Vaughan Roderick, considering the same event, said (my translation):

So tomorrow I suspect that Ieuan will go against his instincts, and
sacrifice his personal ambition for the sake of his party. Ieuan has grown
during all this. Members of Plaid Cymru should be proud of their
leader.

But according to my quantum theory of politics, there are plenty of other interpretations open to us as well. I suspect that Jones was really hoping that something would go badly wrong with the Labour deal, enabling him to save the rainbow, but he was determined not to find himself in a minority in his own group. After all, he's been there once before, after the 2003 election, ad it's easy to see why he wouldn't want to go there again.

2 comments:

Unknown said...

Watch Adam Price. He is the coming man and will rise to the occasion one of these days.
Plaid is lucky in its leaders, many of whom have dignity, integrity and conviction. Adam Price is one of them.

Anonymous said...

alanindyfed, you are commenting in blogs everywhere like a spin merchant for the Plaid lefties. Their chief puppettier.

I suspect you wrote Adam's article, the style is yours, the same way of campaigning. No wonder you want to direct attention to Adam's blog. He's a good MP but he will loose a lot of credibility if you insist on playing him publicly as a stooge.

As you do with HMJ. She has done herself no favours with the public with recent behaviour but you continue to blow her trumpet.

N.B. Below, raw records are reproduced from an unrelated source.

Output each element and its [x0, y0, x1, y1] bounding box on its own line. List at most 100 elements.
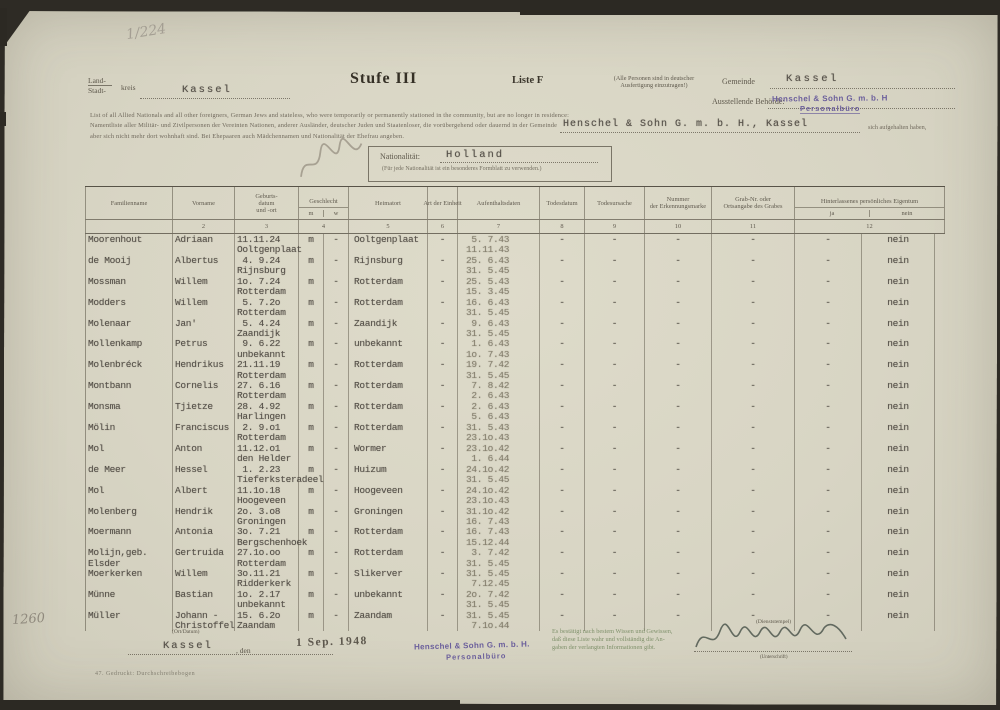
table-row: Molenaar Jan' 5. 4.24 Zaandijk m - Zaandijk - … [85, 317, 945, 339]
scan-edge [0, 700, 460, 710]
table-cell: - [645, 484, 712, 506]
table-cell: - [645, 442, 712, 464]
table-cell: Albertus [173, 254, 235, 276]
table-row: Mol Anton 11.12.o1 den Helder m - Wormer -23.1o… [85, 442, 945, 464]
table-cell: 31. 5.43 23.1o.43 [458, 422, 540, 443]
instruction-line-de: Namentliste aller Militär- und Zivilpers… [90, 122, 558, 129]
table-cell: - [324, 505, 349, 527]
table-cell: - [324, 484, 349, 506]
personnel-office-stamp: Personalbüro [800, 104, 861, 114]
table-cell: Mollenkamp [85, 338, 173, 360]
personnel-office-stamp-footer: Personalbüro [445, 651, 507, 662]
table-cell: - [324, 359, 349, 381]
language-note: (Alle Personen sind in deutscher Ausfert… [613, 75, 695, 89]
table-cell: 5. 7.2o Rotterdam [235, 296, 299, 318]
table-cell: - [540, 234, 585, 255]
col-header-eigentum: Hinterlassenes persönliches Eigentum ja n… [795, 187, 945, 219]
table-cell: - [645, 463, 712, 485]
nationality-value: Holland [446, 149, 505, 161]
table-cell: Monsma [85, 401, 173, 423]
table-cell: Albert [173, 484, 235, 506]
table-cell: nein [862, 234, 935, 255]
table-cell: Rotterdam [349, 547, 428, 569]
nationality-note: (Für jede Nationalität ist ein besondere… [382, 166, 542, 172]
table-cell: m [299, 610, 324, 631]
table-cell: nein [862, 442, 935, 464]
table-cell: - [585, 338, 645, 360]
table-cell: - [645, 275, 712, 297]
table-cell: nein [862, 484, 935, 506]
table-cell: - [324, 317, 349, 339]
table-cell: Molijn,geb. Elsder [85, 547, 173, 568]
table-row: Moermann Antonia 3o. 7.21 Bergschenhoek m - Ro… [85, 526, 945, 547]
table-cell: - [428, 442, 458, 464]
table-cell: de Mooij [85, 254, 173, 276]
table-cell: - [428, 234, 458, 255]
certification-text: Es bestätigt nach bestem Wissen und Gewi… [552, 628, 673, 652]
table-cell: - [585, 401, 645, 423]
table-cell: 1. 2.23 Tieferksteradeel [237, 463, 324, 485]
table-cell: m [299, 526, 324, 548]
col-header-aufenthaltsdaten: Aufenthaltsdaten [458, 187, 540, 219]
table-row: Mölin Franciscus 2. 9.o1 Rotterdam m - Rotter… [85, 422, 945, 443]
table-cell: - [585, 463, 645, 485]
nationality-label: Nationalität: [380, 152, 420, 161]
table-cell: - [540, 338, 585, 360]
footer-place: Kassel [163, 640, 213, 652]
col-header-grab: Grab-Nr. oder Ortsangabe des Grabes [712, 187, 795, 219]
table-cell: m [299, 505, 324, 527]
table-cell: Wormer [349, 442, 428, 464]
table-cell: unbekannt [349, 589, 428, 611]
table-cell: - [585, 547, 645, 569]
column-number: 6 [428, 220, 458, 233]
table-cell: de Meer [85, 463, 173, 485]
table-cell: - [585, 526, 645, 548]
table-cell: nein [862, 380, 935, 402]
table-cell: - [712, 422, 795, 443]
table-cell: - [712, 275, 795, 297]
table-cell: - [712, 463, 795, 485]
table-cell: - [324, 442, 349, 464]
table-cell: 31. 5.45 7.12.45 [458, 568, 540, 589]
table-cell: nein [862, 547, 935, 569]
table-cell: - [540, 359, 585, 381]
company-stamp: Henschel & Sohn G. m. b. H [771, 93, 888, 104]
behoerde-label: Ausstellende Behörde: [712, 97, 785, 106]
table-cell: 1o. 7.24 Rotterdam [235, 275, 299, 297]
table-cell: m [299, 254, 324, 276]
sub-header-nein: nein [901, 210, 913, 217]
table-cell: m [299, 380, 324, 402]
table-cell: - [645, 547, 712, 569]
table-cell: nein [862, 505, 935, 527]
sub-header-w: w [333, 210, 339, 217]
unterschrift-label: (Unterschrift) [760, 655, 788, 660]
table-cell: 19. 7.42 31. 5.45 [458, 359, 540, 380]
table-cell: 7. 8.42 2. 6.43 [458, 380, 540, 401]
table-cell: - [540, 380, 585, 402]
table-cell: - [712, 505, 795, 527]
table-cell: - [324, 275, 349, 297]
table-cell: m [299, 442, 324, 464]
table-cell: nein [862, 359, 935, 381]
table-cell: - [324, 547, 349, 569]
table-cell: Mölin [85, 422, 173, 443]
table-cell: - [540, 275, 585, 297]
table-cell: - [428, 275, 458, 297]
table-row: Müller Johann - Christoffel 15. 6.2o Zaandam… [85, 610, 945, 631]
table-cell: unbekannt [349, 338, 428, 360]
scan-edge [0, 112, 6, 126]
table-row: Monsma Tjietze 28. 4.92 Harlingen m - Rotterda… [85, 401, 945, 422]
table-cell: - [712, 359, 795, 381]
ort-datum-label: (Ort/Datum) [172, 629, 200, 635]
table-cell: - [428, 589, 458, 611]
column-number [85, 220, 173, 233]
table-cell: 2o. 3.o8 Groningen [235, 505, 299, 526]
fill-line [440, 162, 598, 163]
column-number: 7 [458, 220, 540, 233]
fill-line [770, 88, 955, 89]
table-cell: - [645, 568, 712, 590]
table-cell: - [712, 610, 795, 631]
table-row: Modders Willem 5. 7.2o Rotterdam m - Rotterda… [85, 296, 945, 318]
table-cell: - [324, 463, 349, 485]
table-cell: Mol [85, 442, 173, 464]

This event today could lose Adam's seat, directly because he has been associated with the lefties in west Wales. Gordon Brown could call an election any time and I guess that why this blog item was written now. To try and save his job by publicly associating himself with socialist views before Plaid decided where they were going?

Spin does not work any more. There are too many of us wise to it and ready to expose it.